Tongan seasonal workers at Ironbark Citrus, Queensland. Image: devpolicy.org

Wednesday, June 24, 2015

Item: 9318

NUKU'ALOFA (Matangi Tonga Online/ Pacific Media Watch): The Australian government has removed a cap on its seasonal worker programme (SWP) meaning there will be no longer be a limit to the number of workers from participating Pacific Islands countries.

The Office of the Chief Trade Adviser (OCTA) has said that the Australian government announced the changes in a Commonwealth White Paper on plans to develop northern Australia.

The programme helps Australian businesses to employ workers from participating Pacific Islands countries (PICs) when they cannot find enough local labour to satisfy seasonal demand.

The Australian government will expand the SWP to better address seasonal labour shortages in the north.

The paper also recommended that, subject to the conclusion of the Pacific Agreement on Closer Economic Relations (PACER Plus) regional trade agreement, the Australian government would invite additional PICs to join the programme, potentially the Cook Islands, Federated States of Micronesia, Niue, Palau and Marshall Islands.

Also proposed was the expansion of the seasonal worker programmed to cover the broader agriculture industry and the accommodation sector on an ongoing basis and invited the northern Australia tourism industry to suggest proposals to trial the SWP in tourism sectors other than accommodation.

The paper stated,“in recognition of the challenges faced by microstates, the White Paper proposes the establishment of a special multi-year visa to 250 citizens from Kiribati, Nauru and Tuvalu to work in lower skills occupations in selected industries in northern Australia.”

Labour mobility
The OCTA also added that regional labour mobility was one of the key issues in the PACER Plus negotiations.

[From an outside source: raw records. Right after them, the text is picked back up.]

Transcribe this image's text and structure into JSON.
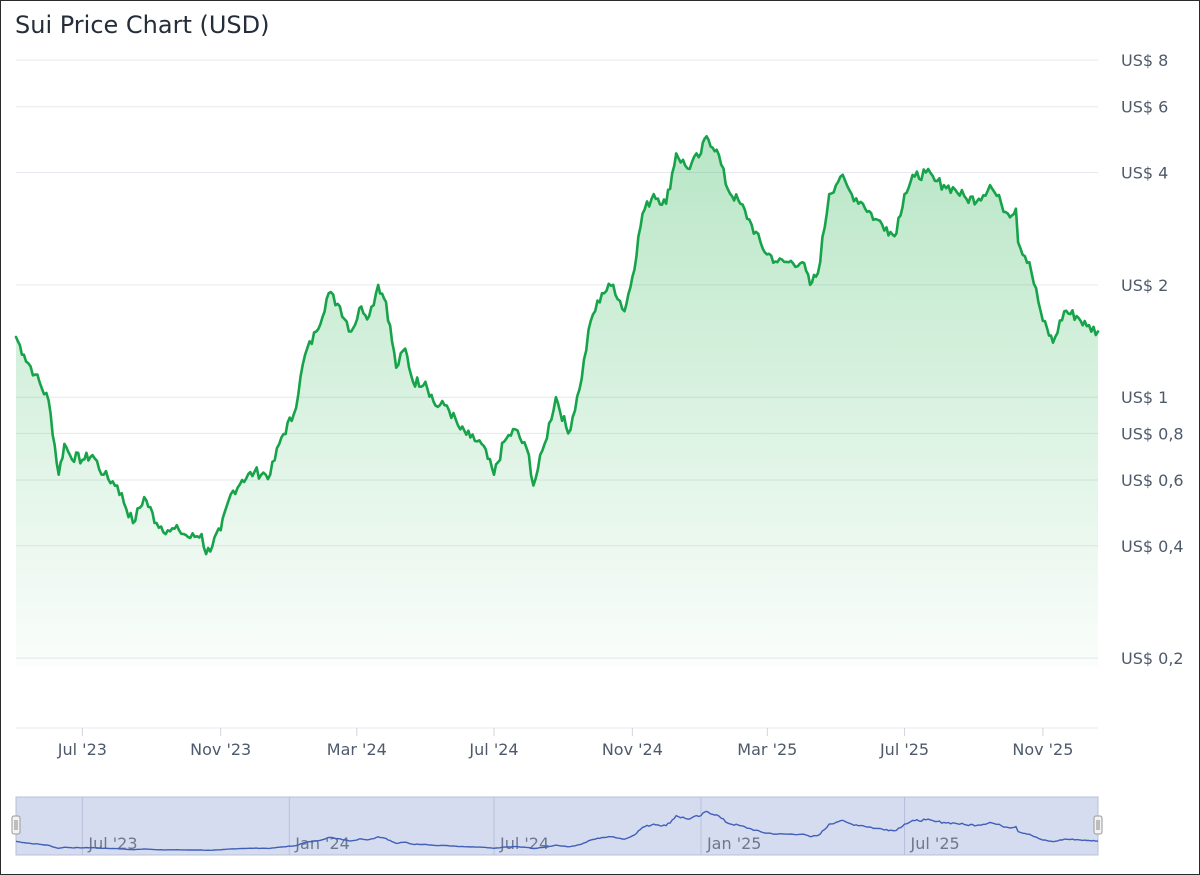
{
  "title": "Sui Price Chart (USD)",
  "colors": {
    "line": "#16a34a",
    "fill": "#22b14c",
    "grid": "#e6e9ee",
    "navigator_bg": "#d6dcef",
    "navigator_line": "#3f5fb8"
  },
  "chart_data": {
    "type": "line",
    "title": "Sui Price Chart (USD)",
    "xlabel": "",
    "ylabel": "",
    "yscale": "log",
    "ylim": [
      0.13,
      9
    ],
    "xlim": [
      "2023-05-03",
      "2025-12-20"
    ],
    "grid": true,
    "y_ticks": [
      {
        "value": 8,
        "label": "US$ 8"
      },
      {
        "value": 6,
        "label": "US$ 6"
      },
      {
        "value": 4,
        "label": "US$ 4"
      },
      {
        "value": 2,
        "label": "US$ 2"
      },
      {
        "value": 1,
        "label": "US$ 1"
      },
      {
        "value": 0.8,
        "label": "US$ 0,8"
      },
      {
        "value": 0.6,
        "label": "US$ 0,6"
      },
      {
        "value": 0.4,
        "label": "US$ 0,4"
      },
      {
        "value": 0.2,
        "label": "US$ 0,2"
      }
    ],
    "x_ticks": [
      {
        "date": "2023-07-01",
        "label": "Jul '23"
      },
      {
        "date": "2023-11-01",
        "label": "Nov '23"
      },
      {
        "date": "2024-03-01",
        "label": "Mar '24"
      },
      {
        "date": "2024-07-01",
        "label": "Jul '24"
      },
      {
        "date": "2024-11-01",
        "label": "Nov '24"
      },
      {
        "date": "2025-03-01",
        "label": "Mar '25"
      },
      {
        "date": "2025-07-01",
        "label": "Jul '25"
      },
      {
        "date": "2025-11-01",
        "label": "Nov '25"
      }
    ],
    "series": [
      {
        "x": [
          "2023-05-03",
          "2023-05-10",
          "2023-05-20",
          "2023-06-01",
          "2023-06-10",
          "2023-06-15",
          "2023-06-20",
          "2023-07-01",
          "2023-07-10",
          "2023-07-20",
          "2023-08-01",
          "2023-08-15",
          "2023-08-25",
          "2023-09-05",
          "2023-09-15",
          "2023-09-25",
          "2023-10-05",
          "2023-10-15",
          "2023-10-19",
          "2023-11-01",
          "2023-11-10",
          "2023-11-20",
          "2023-12-01",
          "2023-12-15",
          "2023-12-25",
          "2024-01-05",
          "2024-01-15",
          "2024-01-25",
          "2024-02-05",
          "2024-02-15",
          "2024-02-25",
          "2024-03-05",
          "2024-03-12",
          "2024-03-20",
          "2024-03-27",
          "2024-04-05",
          "2024-04-13",
          "2024-04-20",
          "2024-05-01",
          "2024-05-10",
          "2024-05-20",
          "2024-06-01",
          "2024-06-10",
          "2024-06-20",
          "2024-07-01",
          "2024-07-10",
          "2024-07-20",
          "2024-08-01",
          "2024-08-05",
          "2024-08-15",
          "2024-08-25",
          "2024-09-05",
          "2024-09-15",
          "2024-09-25",
          "2024-10-05",
          "2024-10-15",
          "2024-10-25",
          "2024-11-01",
          "2024-11-10",
          "2024-11-20",
          "2024-12-01",
          "2024-12-10",
          "2024-12-20",
          "2025-01-01",
          "2025-01-06",
          "2025-01-15",
          "2025-01-25",
          "2025-02-05",
          "2025-02-15",
          "2025-02-25",
          "2025-03-10",
          "2025-03-20",
          "2025-04-01",
          "2025-04-08",
          "2025-04-15",
          "2025-04-25",
          "2025-05-05",
          "2025-05-15",
          "2025-05-25",
          "2025-06-05",
          "2025-06-15",
          "2025-06-22",
          "2025-07-01",
          "2025-07-10",
          "2025-07-20",
          "2025-07-28",
          "2025-08-05",
          "2025-08-15",
          "2025-08-25",
          "2025-09-05",
          "2025-09-15",
          "2025-09-25",
          "2025-10-01",
          "2025-10-08",
          "2025-10-10",
          "2025-10-20",
          "2025-11-01",
          "2025-11-10",
          "2025-11-20",
          "2025-12-01",
          "2025-12-10",
          "2025-12-20"
        ],
        "y": [
          1.45,
          1.3,
          1.15,
          0.98,
          0.62,
          0.75,
          0.7,
          0.68,
          0.7,
          0.62,
          0.58,
          0.46,
          0.54,
          0.46,
          0.44,
          0.44,
          0.42,
          0.43,
          0.38,
          0.44,
          0.55,
          0.6,
          0.63,
          0.62,
          0.78,
          0.9,
          1.3,
          1.5,
          1.9,
          1.75,
          1.5,
          1.75,
          1.65,
          2.0,
          1.8,
          1.2,
          1.35,
          1.1,
          1.1,
          0.95,
          0.95,
          0.82,
          0.78,
          0.75,
          0.62,
          0.76,
          0.82,
          0.7,
          0.58,
          0.75,
          1.0,
          0.8,
          1.05,
          1.6,
          1.9,
          2.0,
          1.7,
          2.1,
          3.1,
          3.5,
          3.3,
          4.5,
          4.1,
          4.5,
          5.0,
          4.6,
          3.6,
          3.3,
          2.9,
          2.5,
          2.3,
          2.3,
          2.3,
          2.0,
          2.15,
          3.5,
          3.9,
          3.5,
          3.3,
          3.0,
          2.85,
          2.7,
          3.5,
          3.9,
          4.0,
          3.8,
          3.7,
          3.6,
          3.4,
          3.4,
          3.7,
          3.3,
          3.1,
          3.2,
          2.6,
          2.3,
          1.6,
          1.4,
          1.7,
          1.65,
          1.55,
          1.5
        ]
      }
    ],
    "navigator": {
      "x_ticks": [
        {
          "date": "2023-07-01",
          "label": "Jul '23"
        },
        {
          "date": "2024-01-01",
          "label": "Jan '24"
        },
        {
          "date": "2024-07-01",
          "label": "Jul '24"
        },
        {
          "date": "2025-01-01",
          "label": "Jan '25"
        },
        {
          "date": "2025-07-01",
          "label": "Jul '25"
        }
      ]
    }
  }
}
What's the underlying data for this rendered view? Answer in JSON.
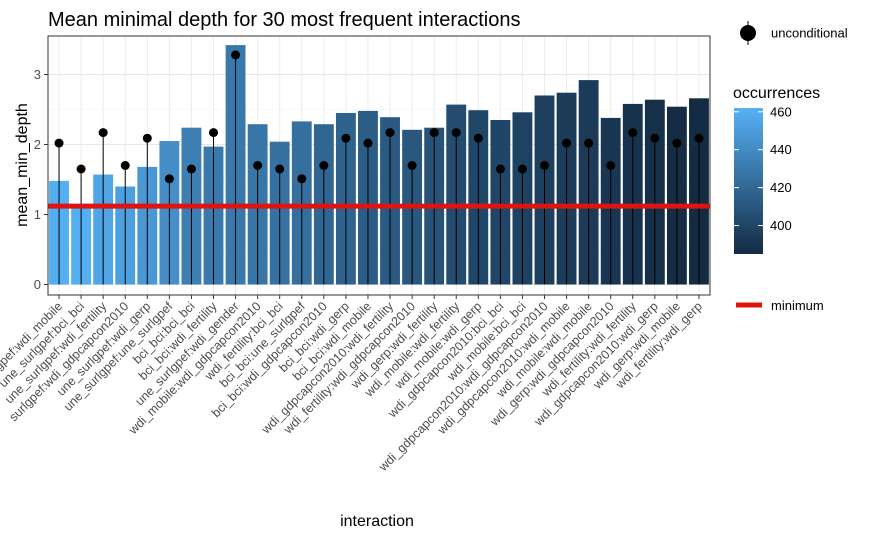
{
  "chart_data": {
    "type": "bar",
    "title": "Mean minimal depth for 30 most frequent interactions",
    "xlabel": "interaction",
    "ylabel": "mean_min_depth",
    "ylim": [
      -0.15,
      3.55
    ],
    "y_ticks": [
      0,
      1,
      2,
      3
    ],
    "y_tick_labels": [
      "0",
      "1",
      "2",
      "3"
    ],
    "grid": true,
    "minimum": 1.12,
    "categories": [
      "surlgpef:wdi_mobile",
      "une_surlgpef:bci_bci",
      "une_surlgpef:wdi_fertility",
      "surlgpef:wdi_gdpcapcon2010",
      "une_surlgpef:wdi_gerp",
      "une_surlgpef:une_surlgpef",
      "bci_bci:bci_bci",
      "bci_bci:wdi_fertility",
      "une_surlgpef:wdi_gender",
      "wdi_mobile:wdi_gdpcapcon2010",
      "wdi_fertility:bci_bci",
      "bci_bci:une_surlgpef",
      "bci_bci:wdi_gdpcapcon2010",
      "bci_bci:wdi_gerp",
      "bci_bci:wdi_mobile",
      "wdi_gdpcapcon2010:wdi_fertility",
      "wdi_fertility:wdi_gdpcapcon2010",
      "wdi_gerp:wdi_fertility",
      "wdi_mobile:wdi_fertility",
      "wdi_mobile:wdi_gerp",
      "wdi_gdpcapcon2010:bci_bci",
      "wdi_mobile:bci_bci",
      "wdi_gdpcapcon2010:wdi_gdpcapcon2010",
      "wdi_gdpcapcon2010:wdi_mobile",
      "wdi_mobile:wdi_mobile",
      "wdi_gerp:wdi_gdpcapcon2010",
      "wdi_fertility:wdi_fertility",
      "wdi_gdpcapcon2010:wdi_gerp",
      "wdi_gerp:wdi_mobile",
      "wdi_fertility:wdi_gerp"
    ],
    "series": [
      {
        "name": "mean_min_depth",
        "values": [
          1.48,
          1.12,
          1.57,
          1.4,
          1.68,
          2.05,
          2.24,
          1.97,
          3.42,
          2.29,
          2.04,
          2.33,
          2.29,
          2.45,
          2.48,
          2.39,
          2.21,
          2.24,
          2.57,
          2.49,
          2.35,
          2.46,
          2.7,
          2.74,
          2.92,
          2.38,
          2.58,
          2.64,
          2.54,
          2.66
        ]
      },
      {
        "name": "unconditional",
        "values": [
          2.02,
          1.65,
          2.17,
          1.7,
          2.09,
          1.51,
          1.65,
          2.17,
          3.28,
          1.7,
          1.65,
          1.51,
          1.7,
          2.09,
          2.02,
          2.17,
          1.7,
          2.17,
          2.17,
          2.09,
          1.65,
          1.65,
          1.7,
          2.02,
          2.02,
          1.7,
          2.17,
          2.09,
          2.02,
          2.09
        ]
      },
      {
        "name": "occurrences",
        "values": [
          460,
          460,
          455,
          452,
          447,
          442,
          433,
          430,
          429,
          428,
          425,
          424,
          419,
          417,
          414,
          412,
          410,
          408,
          404,
          401,
          400,
          398,
          396,
          395,
          394,
          391,
          389,
          388,
          386,
          383
        ]
      }
    ],
    "legend": {
      "point_label": "unconditional",
      "color_title": "occurrences",
      "color_ticks": [
        400,
        420,
        440,
        460
      ],
      "color_range": [
        385,
        462
      ],
      "color_low": "#132B43",
      "color_high": "#56B1F7",
      "line_label": "minimum",
      "line_color": "#E0140F"
    }
  }
}
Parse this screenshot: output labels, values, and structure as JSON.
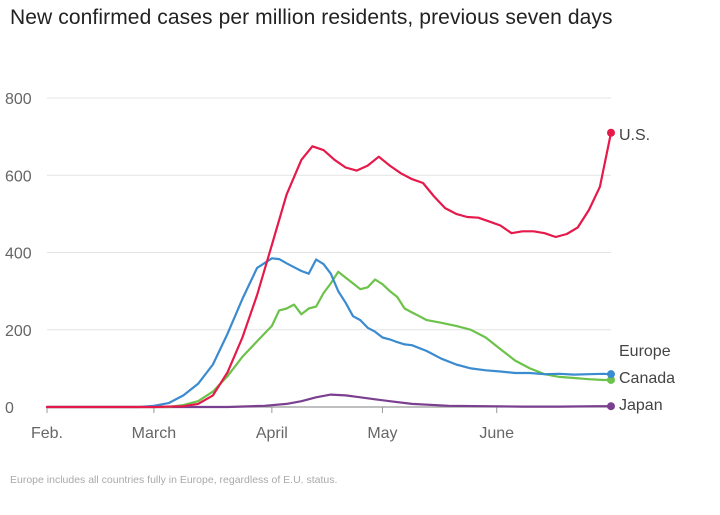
{
  "title": "New confirmed cases per million residents, previous seven days",
  "footnote": "Europe includes all countries fully in Europe, regardless of E.U. status.",
  "chart_data": {
    "type": "line",
    "title": "New confirmed cases per million residents, previous seven days",
    "xlabel": "",
    "ylabel": "",
    "ylim": [
      0,
      800
    ],
    "yticks": [
      0,
      200,
      400,
      600,
      800
    ],
    "ytick_labels": [
      "0",
      "200",
      "400",
      "600",
      "800"
    ],
    "xlim": [
      1,
      154
    ],
    "xticks": [
      1,
      30,
      62,
      92,
      123
    ],
    "xtick_labels": [
      "Feb.",
      "March",
      "April",
      "May",
      "June"
    ],
    "grid": true,
    "legend": "direct labels at line ends (right)",
    "series": [
      {
        "name": "U.S.",
        "color": "#e6194b",
        "x": [
          1,
          30,
          38,
          42,
          46,
          50,
          54,
          58,
          62,
          66,
          70,
          73,
          76,
          79,
          82,
          85,
          88,
          91,
          94,
          97,
          100,
          103,
          106,
          109,
          112,
          115,
          118,
          121,
          124,
          127,
          130,
          133,
          136,
          139,
          142,
          145,
          148,
          151,
          154
        ],
        "y": [
          0,
          0,
          2,
          8,
          30,
          90,
          180,
          290,
          420,
          550,
          640,
          675,
          665,
          640,
          620,
          612,
          625,
          648,
          625,
          605,
          590,
          580,
          545,
          515,
          500,
          492,
          490,
          480,
          470,
          450,
          455,
          455,
          450,
          440,
          448,
          465,
          510,
          570,
          710
        ]
      },
      {
        "name": "Europe",
        "color": "#3b8bd0",
        "x": [
          1,
          26,
          30,
          34,
          38,
          42,
          46,
          50,
          54,
          58,
          62,
          64,
          66,
          68,
          70,
          72,
          74,
          76,
          78,
          80,
          82,
          84,
          86,
          88,
          90,
          92,
          94,
          96,
          98,
          100,
          104,
          108,
          112,
          116,
          120,
          124,
          128,
          132,
          136,
          140,
          144,
          148,
          152,
          154
        ],
        "y": [
          0,
          0,
          3,
          10,
          30,
          60,
          110,
          190,
          280,
          360,
          385,
          383,
          372,
          362,
          352,
          345,
          382,
          370,
          345,
          300,
          270,
          235,
          225,
          205,
          195,
          180,
          175,
          168,
          162,
          160,
          145,
          125,
          110,
          100,
          95,
          92,
          88,
          88,
          85,
          86,
          84,
          85,
          86,
          85
        ]
      },
      {
        "name": "Canada",
        "color": "#6cc24a",
        "x": [
          1,
          34,
          38,
          42,
          46,
          50,
          54,
          58,
          62,
          64,
          66,
          68,
          70,
          72,
          74,
          76,
          78,
          80,
          82,
          84,
          86,
          88,
          90,
          92,
          94,
          96,
          98,
          100,
          102,
          104,
          108,
          112,
          116,
          120,
          124,
          128,
          132,
          136,
          140,
          144,
          148,
          152,
          154
        ],
        "y": [
          0,
          0,
          5,
          15,
          40,
          80,
          130,
          170,
          210,
          250,
          255,
          265,
          240,
          255,
          260,
          295,
          320,
          350,
          335,
          320,
          305,
          310,
          330,
          318,
          300,
          285,
          255,
          245,
          235,
          225,
          218,
          210,
          200,
          180,
          150,
          120,
          100,
          85,
          78,
          75,
          72,
          70,
          70
        ]
      },
      {
        "name": "Japan",
        "color": "#7b3f8f",
        "x": [
          1,
          50,
          60,
          66,
          70,
          74,
          78,
          82,
          86,
          90,
          94,
          100,
          110,
          120,
          130,
          140,
          150,
          154
        ],
        "y": [
          0,
          0,
          3,
          8,
          15,
          25,
          32,
          30,
          25,
          20,
          15,
          8,
          3,
          2,
          1,
          1,
          2,
          2
        ]
      }
    ]
  }
}
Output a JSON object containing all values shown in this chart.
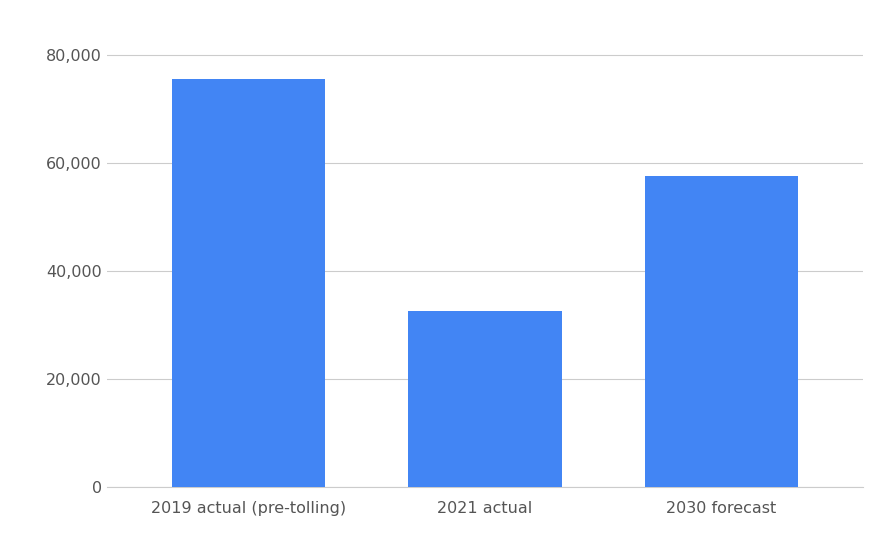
{
  "categories": [
    "2019 actual (pre-tolling)",
    "2021 actual",
    "2030 forecast"
  ],
  "values": [
    75500,
    32500,
    57500
  ],
  "bar_color": "#4285F4",
  "background_color": "#ffffff",
  "ylim": [
    0,
    85000
  ],
  "yticks": [
    0,
    20000,
    40000,
    60000,
    80000
  ],
  "grid_color": "#cccccc",
  "tick_label_color": "#555555",
  "tick_fontsize": 11.5,
  "bar_width": 0.65,
  "figsize": [
    8.9,
    5.53
  ],
  "dpi": 100
}
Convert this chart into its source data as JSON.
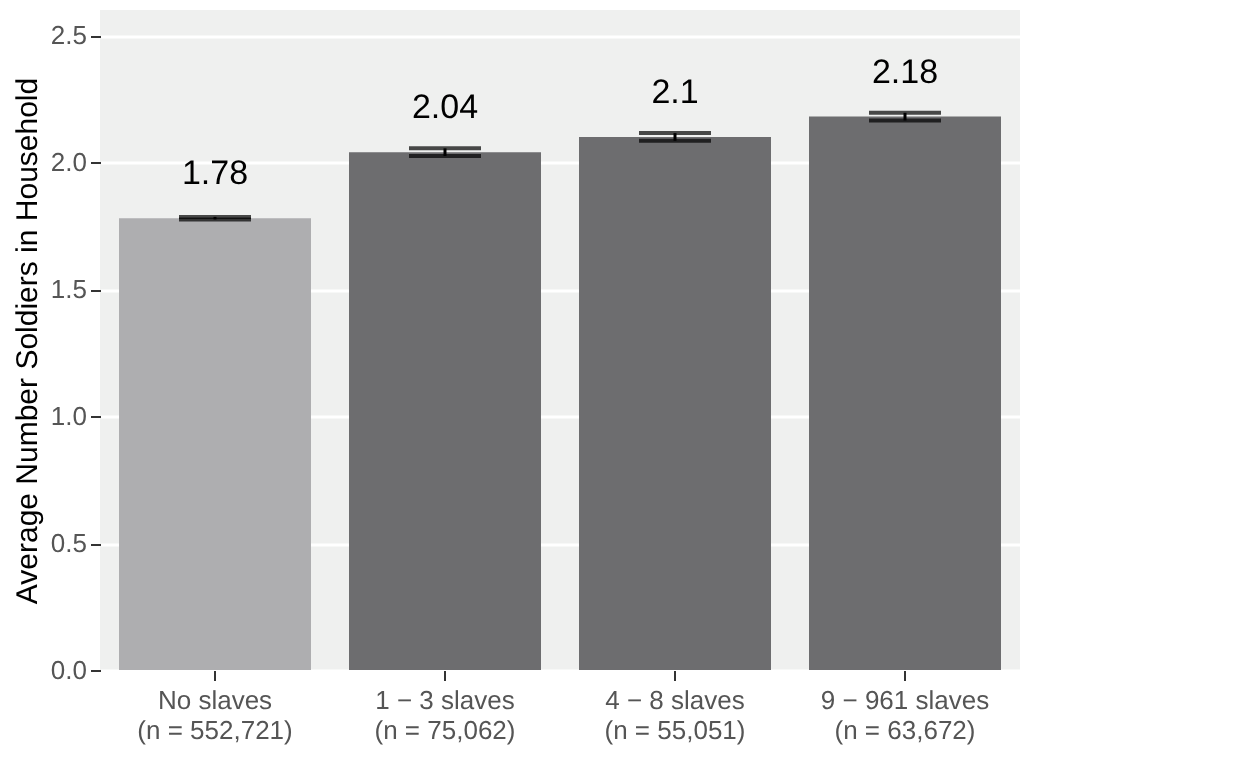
{
  "chart_data": {
    "type": "bar",
    "ylabel": "Average Number Soldiers in Household",
    "categories": [
      "No slaves\n(n = 552,721)",
      "1 − 3 slaves\n(n =  75,062)",
      "4 − 8 slaves\n(n =  55,051)",
      "9 − 961 slaves\n(n =  63,672)"
    ],
    "values": [
      1.78,
      2.04,
      2.1,
      2.18
    ],
    "colors": [
      "#aeaeb0",
      "#6d6d6f",
      "#6d6d6f",
      "#6d6d6f"
    ],
    "errors": [
      0.005,
      0.015,
      0.015,
      0.015
    ],
    "data_labels": true,
    "ylim": [
      0,
      2.6
    ],
    "yticks": [
      {
        "value": 0,
        "label": "0.0"
      },
      {
        "value": 0.5,
        "label": "0.5"
      },
      {
        "value": 1,
        "label": "1.0"
      },
      {
        "value": 1.5,
        "label": "1.5"
      },
      {
        "value": 2,
        "label": "2.0"
      },
      {
        "value": 2.5,
        "label": "2.5"
      }
    ],
    "grid": "y"
  }
}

The Chief Trade Adviser for PICs, Dr Edwini Kessie, said he was encouraged by the unveiling of the White Paper which responded positively to the key negotiating demands of the Pacific Islands countries.

“The announcement by the Australian government is significant as it underscores the importance of increased labour mobility in the Pacific," he said.

"The greater access to the Australian labour market by workers from the Pacific islands countries will lead to increased remittances and the upgrading of skills of the workers who upon their return can establish businesses which will generate jobs and contribute to the long term economic growth and sustainable development of their countries.”

The parties intend to conclude PACER Plus negotiations by September 2016.